I was very excited to see this production of Macbeth, as I love seeing Christopher Eccleston on stage. And of course always enjoy seeing a new interpretation of a well known Shakespeare play, as there are so many ways these plays can be changed and presented without actually changing a single line.

I loved this production’s decision to cast young girls as the witches, giving a mischievous creepiness to the characters that I have not experienced with other productions before. Their nursery rimes and childishness elevated their parts to a different level, giving more depths to the characters and another level of horror-movie-esque feel to the play itself. A bold and brilliant decision in my opinion.

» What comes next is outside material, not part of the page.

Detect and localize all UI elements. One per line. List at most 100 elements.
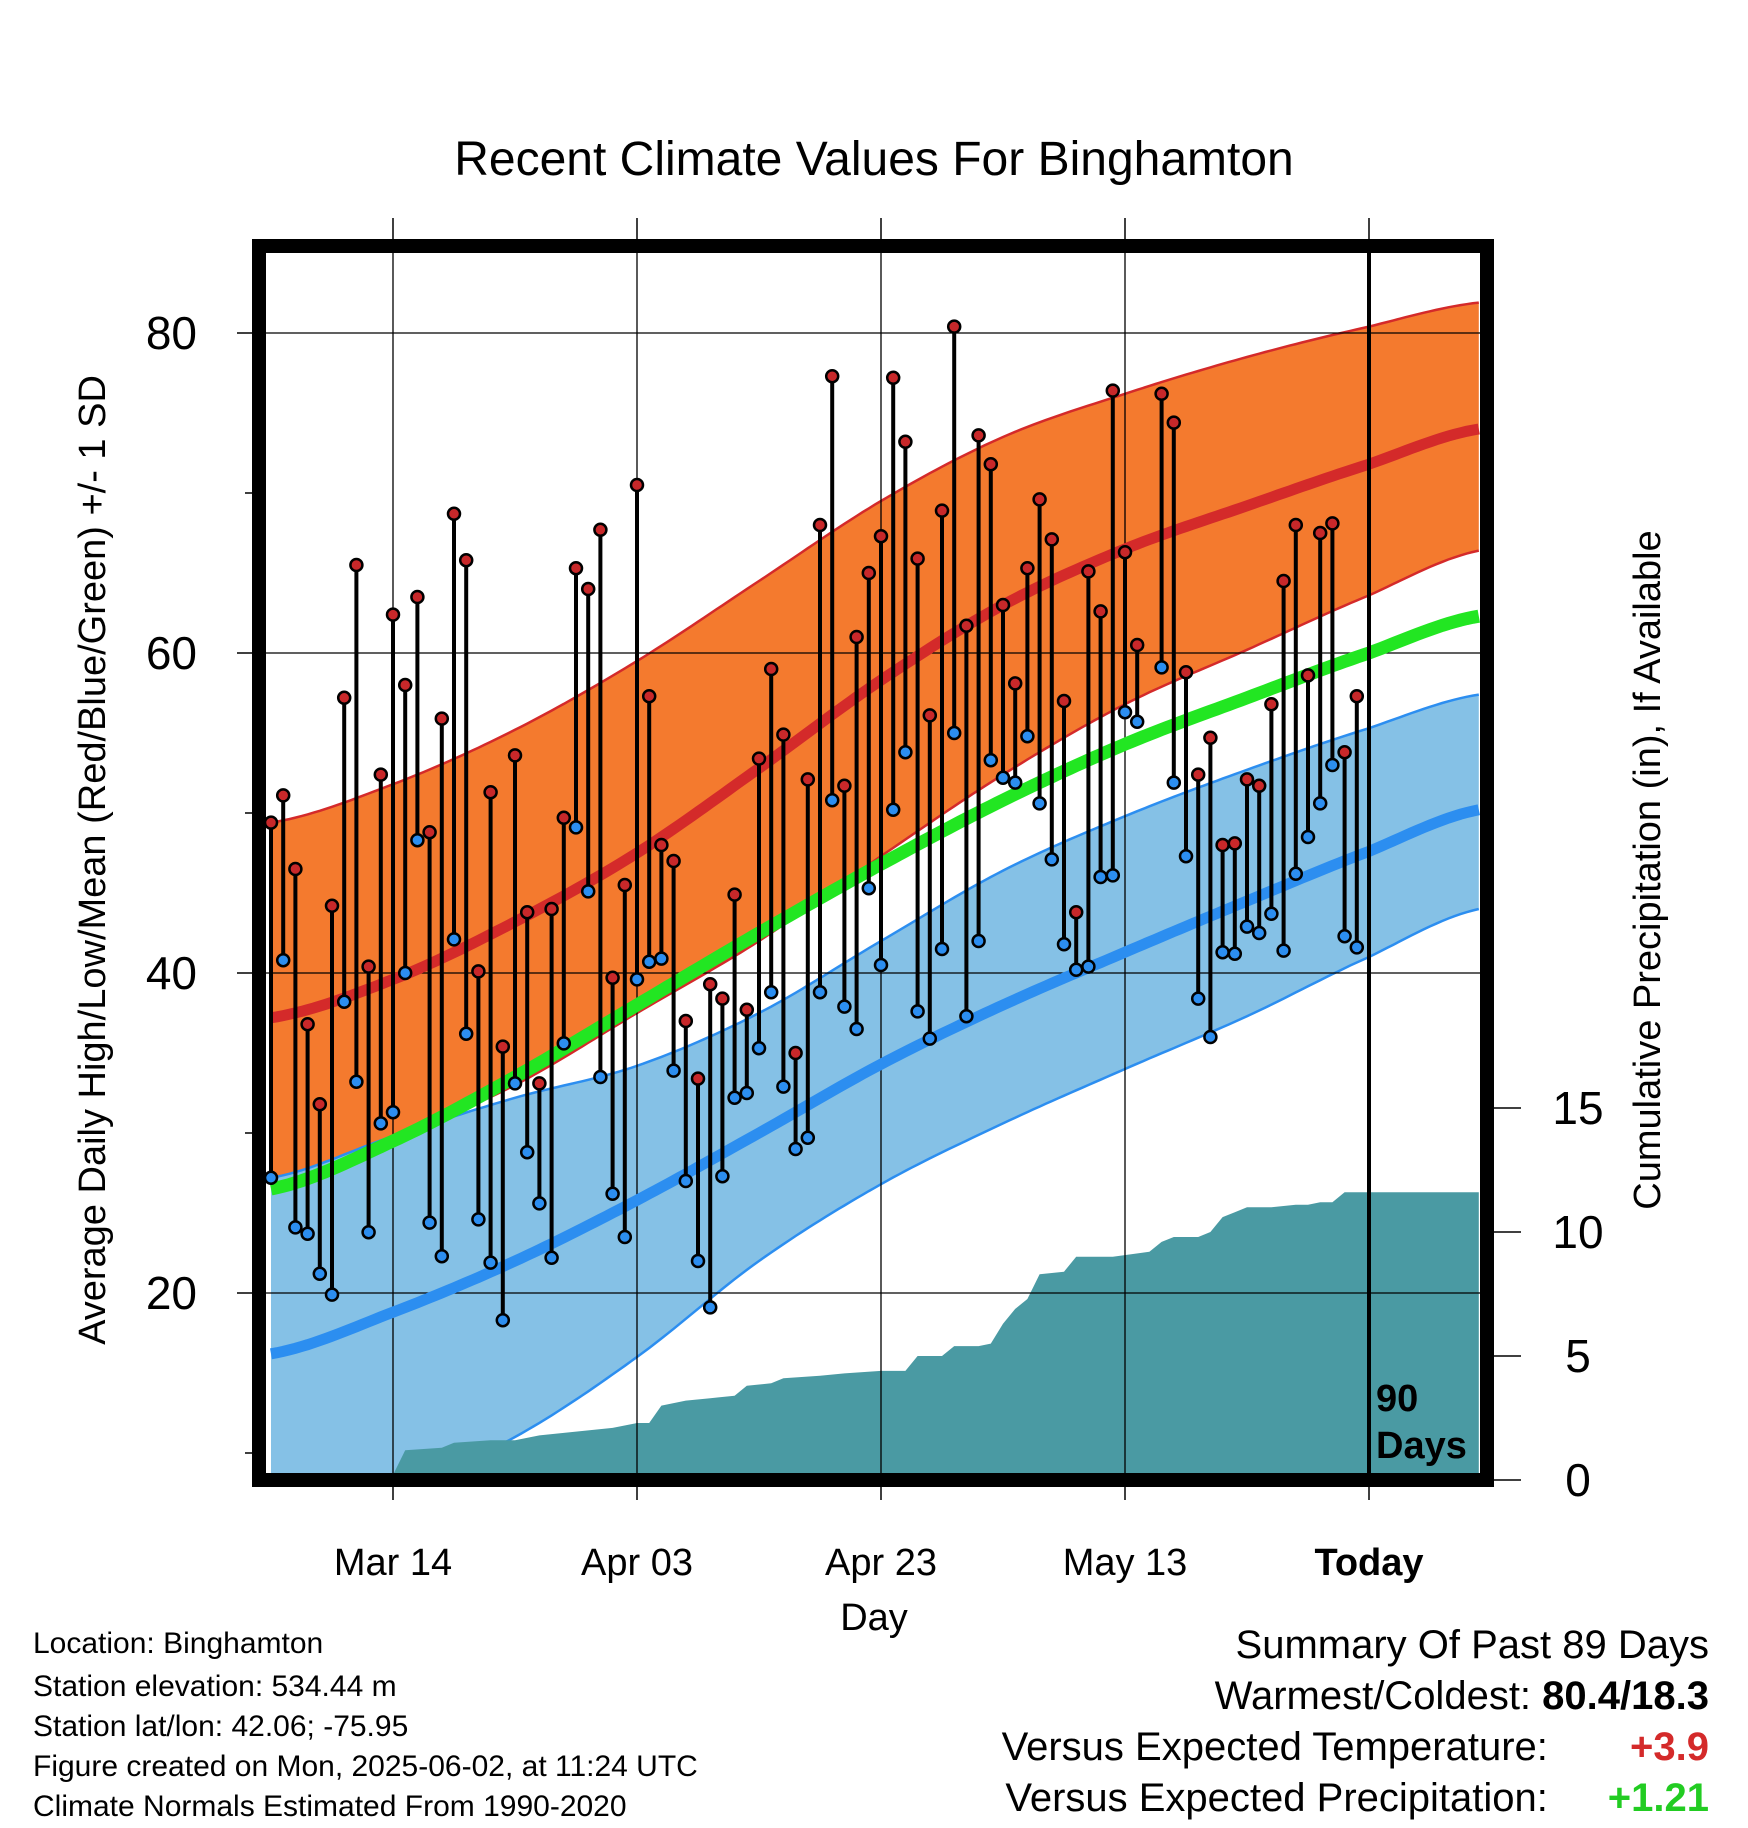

However, there was another big decision that was quite the opposite to me. The stage was dominated by a HUGE digital clock that was counting down throughout the play. Not only was it distracting and felt very out of place in the historical-feeling setting, it also didn’t end up lining up with the event it counted down to. I absolutely understand the intention of showing that a shift of power is inevitable and really just a reset for a limited time, but for this to actually work it has to be impeccably timed, which in our performance it was not. So it ended up being a distracting, anachronistic feeling, disappointing device dominating the stage for a vast part of the show.

Apart from that, it was a brilliant production with very strong performances and an undeniably dark edge to it, taking the play into the horror genre and beautifully constructing an underlying sense of dread throughout. Overacted at times, and overly dramatic at others, it still flowed well and showed a different interpretation of characters than I’ve seen before. I very much enjoyed that, though most of all, that damn clock will haunt me for a while!